We track our AWS spend closely but we want to spend on it only when humans need to be involved. If everything is normal, and most importantly if the explanation of the abnormalities is normal, we don't want to take a look. If the explanation is abnormal, then we want to take a look.
We made a spend agent to:
a. collect the daily spend in various angles, facets
b. look at the spend and see if there are abnormalities
c. call tools to investigate the abnormalities
d. package everything up into one place and indicate if we need to go take a look because there is un explained abnormality
Step 1. Collect the daily spend in various angles, facets
Since AWS spend data raw is large for a LLM context, the agent uses the 'spend aggregation tool' to collect the spend data in various facets. The aggregation tool will collect the spend data by account, by region, by operations, by usage type, by resource id, by service etc and makes it available for the agent to use.
The spend agent then uses both visual modals and text modals to verify whether there is an abnormality, and which facet might be responsible for the abnormality. The agent supplies different stacked graphs and csvs to the LLM with specific prompts to identify the cause at a high level.
The spend agent supplies graphs like below and corresponding CSV data to the LLM:
And LLM determines if there is something to investigate and the investigation criteria.
Observations:
- Key observations include:
- Amazon Elastic Compute Cloud (EC2) has the highest total spend of $1,669.088, with an average daily spend of $238.441.
- Amazon Elastic Container Service (ECS) follows closely with a total spend of $1,341.058 and an average daily spend of $335.264.
- Amazon ElastiCache also shows significant spending at $621.858.
Anomalies:
- Amazon Elastic Compute Cloud (EC2) Daily Spend
- Last Day Spend: $193.712
- Average Daily Spend: $238.441
- Anomaly: The last day spend is significantly lower than the average daily spend, indicating a potential drop in usage or an unexpected reduction in resource allocation.
Recommendations:
Recommendation: Investigate the EC2 instances running on the last day. Check CloudTrail on EC2 service for number of terminations and instance runs, or scaling activities that may have led to reduced costs.

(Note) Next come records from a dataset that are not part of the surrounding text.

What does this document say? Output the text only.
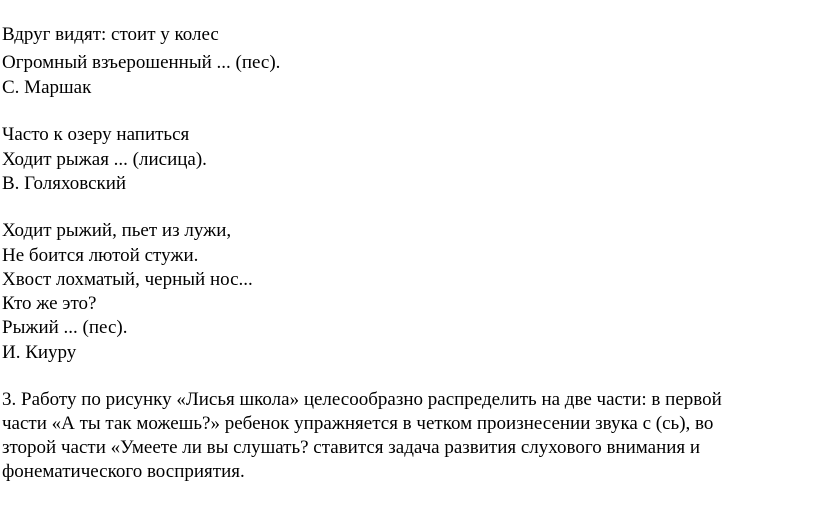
Вдруг видят: стоит у колес

Огромный взъерошенный ... (пес).

С. Маршак

Часто к озеру напиться

Ходит рыжая ... (лисица).

В. Голяховский

Ходит рыжий, пьет из лужи,

Не боится лютой стужи.

Хвост лохматый, черный нос...

Кто же это?

Рыжий ... (пес).

И. Киуру

3. Работу по рисунку «Лисья школа» целесообразно распределить на две части: в первой

части «А ты так можешь?» ребенок упражняется в четком произнесении звука с (сь), во

зторой части «Умеете ли вы слушать? ставится задача развития слухового внимания и

фонематического восприятия.
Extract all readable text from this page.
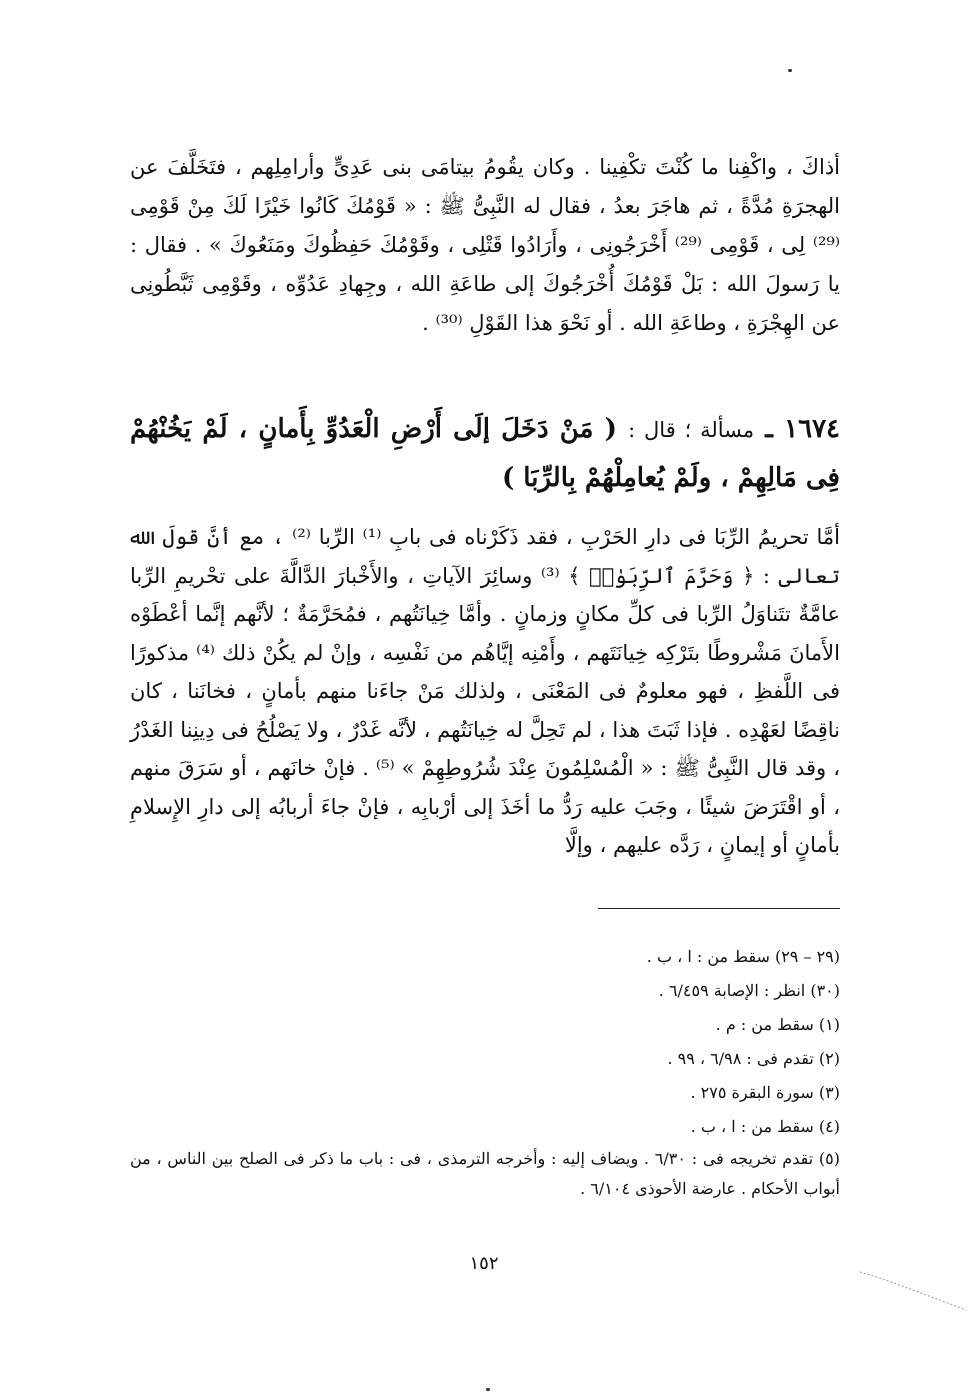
أذاكَ ، واكْفِنا ما كُنْتَ تكْفِينا . وكان يقُومُ بيتامَى بنى عَدِىٍّ وأرامِلِهم ، فتَخَلَّفَ عن الهجرَةِ مُدَّةً ، ثم هاجَرَ بعدُ ، فقال له النَّبِىُّ ﷺ : « قَوْمُكَ كَانُوا خَيْرًا لَكَ مِنْ قَوْمِى ⁽²⁹⁾ لِى ، قَوْمِى ⁽²⁹⁾ أَخْرَجُونِى ، وأَرَادُوا قَتْلِى ، وقَوْمُكَ حَفِظُوكَ ومَنَعُوكَ » . فقال : يا رَسولَ الله : بَلْ قَوْمُكَ أُخْرَجُوكَ إلى طاعَةِ الله ، وجِهادِ عَدُوِّه ، وقَوْمِى ثَبَّطُونِى عن الهِجْرَةِ ، وطاعَةِ الله . أو نَحْوَ هذا القَوْلِ ⁽³⁰⁾ .

١٦٧٤ ـ مسألة ؛ قال : ( مَنْ دَخَلَ إلَى أَرْضِ الْعَدُوِّ بِأَمانٍ ، لَمْ يَخُنْهُمْ فِى مَالِهِمْ ، ولَمْ يُعامِلْهُمْ بِالرِّبَا )

أمَّا تحريمُ الرِّبَا فى دارِ الحَرْبِ ، فقد ذَكَرْناه فى بابِ ⁽¹⁾ الرِّبا ⁽²⁾ ، مع أنَّ قولَ الله تعالى : ﴿ وَحَرَّمَ ٱلرِّبَوٰا۟ ﴾ ⁽³⁾ وسائِرَ الآياتِ ، والأَخْبارَ الدَّالَّةَ على تحْريمِ الرِّبا عامَّةٌ تتَناوَلُ الرِّبا فى كلِّ مكانٍ وزمانٍ . وأمَّا خِيانَتُهم ، فمُحَرَّمَةٌ ؛ لأنَّهم إنَّما أعْطَوْه الأَمانَ مَشْروطًا بتَرْكِه خِيانَتَهم ، وأَمْنِه إيَّاهُم من نَفْسِه ، وإنْ لم يكُنْ ذلك ⁽⁴⁾ مذكورًا فى اللَّفظِ ، فهو معلومٌ فى المَعْنَى ، ولذلك مَنْ جاءَنا منهم بأمانٍ ، فخانَنا ، كان ناقِضًا لعَهْدِه . فإذا ثَبَتَ هذا ، لم تَحِلَّ له خِيانَتُهم ، لأنَّه غَدْرٌ ، ولا يَصْلُحُ فى دِينِنا الغَدْرُ ، وقد قال النَّبِىُّ ﷺ : « الْمُسْلِمُونَ عِنْدَ شُرُوطِهِمْ » ⁽⁵⁾ . فإنْ خانَهم ، أو سَرَقَ منهم ، أو اقْتَرَضَ شيئًا ، وجَبَ عليه رَدُّ ما أخَذَ إلى أرْبابِه ، فإنْ جاءَ أربابُه إلى دارِ الإِسلامِ بأمانٍ أو إيمانٍ ، رَدَّه عليهم ، وإلَّا

(٢٩ – ٢٩) سقط من : ا ، ب .
(٣٠) انظر : الإصابة ٦/٤٥٩ .
(١) سقط من : م .
(٢) تقدم فى : ٦/٩٨ ، ٩٩ .
(٣) سورة البقرة ٢٧٥ .
(٤) سقط من : ا ، ب .
(٥) تقدم تخريجه فى : ٦/٣٠ . ويضاف إليه : وأخرجه الترمذى ، فى : باب ما ذكر فى الصلح بين الناس ، من أبواب الأحكام . عارضة الأحوذى ٦/١٠٤ .
١٥٢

Step 3. Call Tools to Investigate
The spend agent then uses recommendations to determine which tools it needs to use to investigate. For example for above recommendation, it uses cloudtrail tool with the specific eventNames to call based on the recommendation.
The cloudtrail agent is equipped to return the data for the above specific example, but if it cannot, it will write code to execute and return.

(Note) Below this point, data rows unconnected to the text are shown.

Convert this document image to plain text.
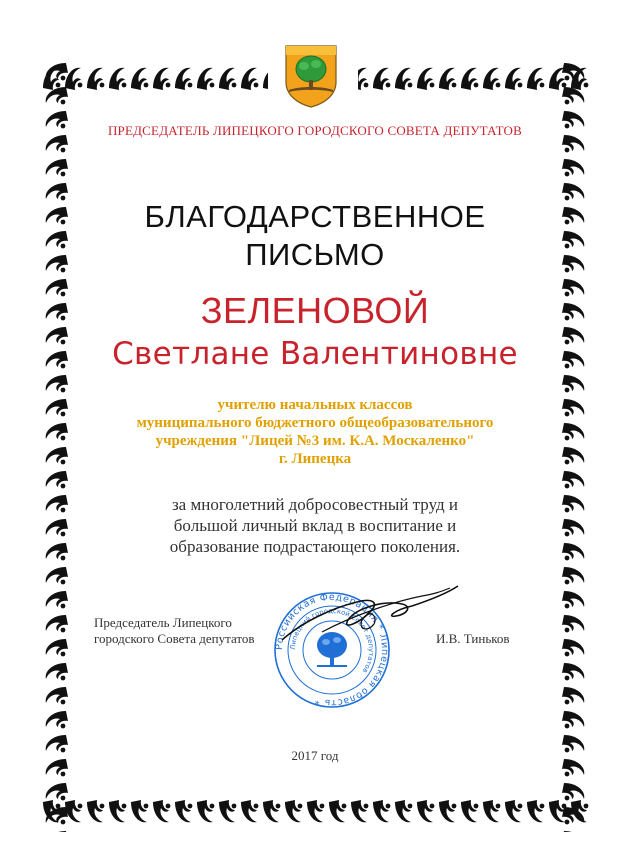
ПРЕДСЕДАТЕЛЬ ЛИПЕЦКОГО ГОРОДСКОГО СОВЕТА ДЕПУТАТОВ
БЛАГОДАРСТВЕННОЕ
ПИСЬМО
ЗЕЛЕНОВОЙ
Светлане Валентиновне
учителю начальных классов
муниципального бюджетного общеобразовательного
учреждения "Лицей №3 им. К.А. Москаленко"
г. Липецка
за многолетний добросовестный труд и
большой личный вклад в воспитание и
образование подрастающего поколения.
Председатель Липецкого
городского Совета депутатов
Российская Федерация * Липецкая область *
Липецкий городской Совет депутатов
И.В. Тиньков
2017 год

A lot of the spend calls go to CloudTrail, Cloudwatch (looking to metrics) and flow logs. A different blog posts on those tools and corresponding agents.

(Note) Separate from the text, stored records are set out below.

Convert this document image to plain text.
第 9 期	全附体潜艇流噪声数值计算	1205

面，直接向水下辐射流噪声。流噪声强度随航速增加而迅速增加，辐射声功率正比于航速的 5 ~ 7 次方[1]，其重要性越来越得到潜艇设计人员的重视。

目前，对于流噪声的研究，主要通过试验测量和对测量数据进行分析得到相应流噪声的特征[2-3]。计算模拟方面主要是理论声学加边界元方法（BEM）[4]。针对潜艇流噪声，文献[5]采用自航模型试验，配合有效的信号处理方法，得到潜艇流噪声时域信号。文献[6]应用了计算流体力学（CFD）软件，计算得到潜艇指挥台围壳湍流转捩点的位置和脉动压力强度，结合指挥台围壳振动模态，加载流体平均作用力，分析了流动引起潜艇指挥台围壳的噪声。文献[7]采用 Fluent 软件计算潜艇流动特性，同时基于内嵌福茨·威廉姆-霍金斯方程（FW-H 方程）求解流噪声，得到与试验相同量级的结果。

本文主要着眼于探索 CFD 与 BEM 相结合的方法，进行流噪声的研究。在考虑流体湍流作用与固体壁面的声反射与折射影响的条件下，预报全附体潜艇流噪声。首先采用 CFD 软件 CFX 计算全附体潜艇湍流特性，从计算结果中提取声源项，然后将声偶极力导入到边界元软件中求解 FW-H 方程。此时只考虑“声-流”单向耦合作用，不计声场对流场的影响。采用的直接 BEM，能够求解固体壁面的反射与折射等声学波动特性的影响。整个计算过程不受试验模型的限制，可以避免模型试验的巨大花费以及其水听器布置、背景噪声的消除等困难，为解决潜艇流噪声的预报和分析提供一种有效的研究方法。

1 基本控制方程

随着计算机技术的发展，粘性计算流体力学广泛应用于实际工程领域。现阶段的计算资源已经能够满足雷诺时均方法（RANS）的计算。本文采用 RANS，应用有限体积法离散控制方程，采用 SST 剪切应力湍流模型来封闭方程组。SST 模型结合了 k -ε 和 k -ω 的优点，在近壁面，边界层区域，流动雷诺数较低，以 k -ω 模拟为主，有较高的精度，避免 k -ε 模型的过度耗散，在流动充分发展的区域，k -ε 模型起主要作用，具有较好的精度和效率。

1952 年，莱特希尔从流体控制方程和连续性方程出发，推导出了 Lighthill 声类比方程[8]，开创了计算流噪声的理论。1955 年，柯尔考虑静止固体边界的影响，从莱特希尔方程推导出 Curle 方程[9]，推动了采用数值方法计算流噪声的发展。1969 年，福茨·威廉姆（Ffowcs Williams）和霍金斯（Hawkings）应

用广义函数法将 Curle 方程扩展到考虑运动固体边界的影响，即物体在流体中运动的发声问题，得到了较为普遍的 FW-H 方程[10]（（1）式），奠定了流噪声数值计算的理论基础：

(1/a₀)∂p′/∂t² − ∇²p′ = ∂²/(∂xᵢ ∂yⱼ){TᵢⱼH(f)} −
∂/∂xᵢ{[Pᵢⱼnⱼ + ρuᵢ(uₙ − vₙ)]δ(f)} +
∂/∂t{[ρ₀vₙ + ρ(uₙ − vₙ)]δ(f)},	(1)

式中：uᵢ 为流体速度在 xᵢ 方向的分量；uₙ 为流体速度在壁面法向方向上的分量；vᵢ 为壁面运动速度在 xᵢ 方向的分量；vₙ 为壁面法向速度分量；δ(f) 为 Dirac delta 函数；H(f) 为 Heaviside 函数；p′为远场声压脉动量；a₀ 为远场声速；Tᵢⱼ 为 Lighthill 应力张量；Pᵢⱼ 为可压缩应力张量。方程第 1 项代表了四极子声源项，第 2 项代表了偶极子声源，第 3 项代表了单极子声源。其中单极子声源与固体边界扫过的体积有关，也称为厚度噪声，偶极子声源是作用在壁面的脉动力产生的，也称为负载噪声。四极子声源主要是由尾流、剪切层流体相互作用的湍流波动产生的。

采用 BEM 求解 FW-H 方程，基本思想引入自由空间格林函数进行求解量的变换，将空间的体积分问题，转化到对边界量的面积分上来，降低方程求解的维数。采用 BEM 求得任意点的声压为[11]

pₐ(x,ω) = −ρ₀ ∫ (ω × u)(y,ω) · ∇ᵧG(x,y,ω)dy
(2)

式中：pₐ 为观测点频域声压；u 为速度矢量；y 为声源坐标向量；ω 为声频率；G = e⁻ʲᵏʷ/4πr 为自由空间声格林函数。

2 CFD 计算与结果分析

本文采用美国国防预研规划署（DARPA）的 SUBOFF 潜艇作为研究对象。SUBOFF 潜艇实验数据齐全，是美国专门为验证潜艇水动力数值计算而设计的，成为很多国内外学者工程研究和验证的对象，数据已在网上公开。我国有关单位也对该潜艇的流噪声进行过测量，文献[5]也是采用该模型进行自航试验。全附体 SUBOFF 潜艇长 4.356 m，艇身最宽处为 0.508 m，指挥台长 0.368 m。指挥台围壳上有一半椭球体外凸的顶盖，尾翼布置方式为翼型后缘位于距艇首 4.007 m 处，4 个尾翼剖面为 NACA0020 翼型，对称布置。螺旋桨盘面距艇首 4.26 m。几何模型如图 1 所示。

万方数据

The spend agent will make a determination on whether it can "understand the abormality" this user with this action caused this spend or not. It collects the raw data and packages everything up (graphs, recommendations, csvs and any further recommended actions).
Step 4. Package everything up into one place and indicate if we need to go take a look because there is un explained abnormality
The result of the investigation goes into our Slack channel and we only look at the agent asks us to take a look and take an action.
It does pretty good at recommending actions for reservations, alternative services, resizing etc but long way to go, which we plan to improve.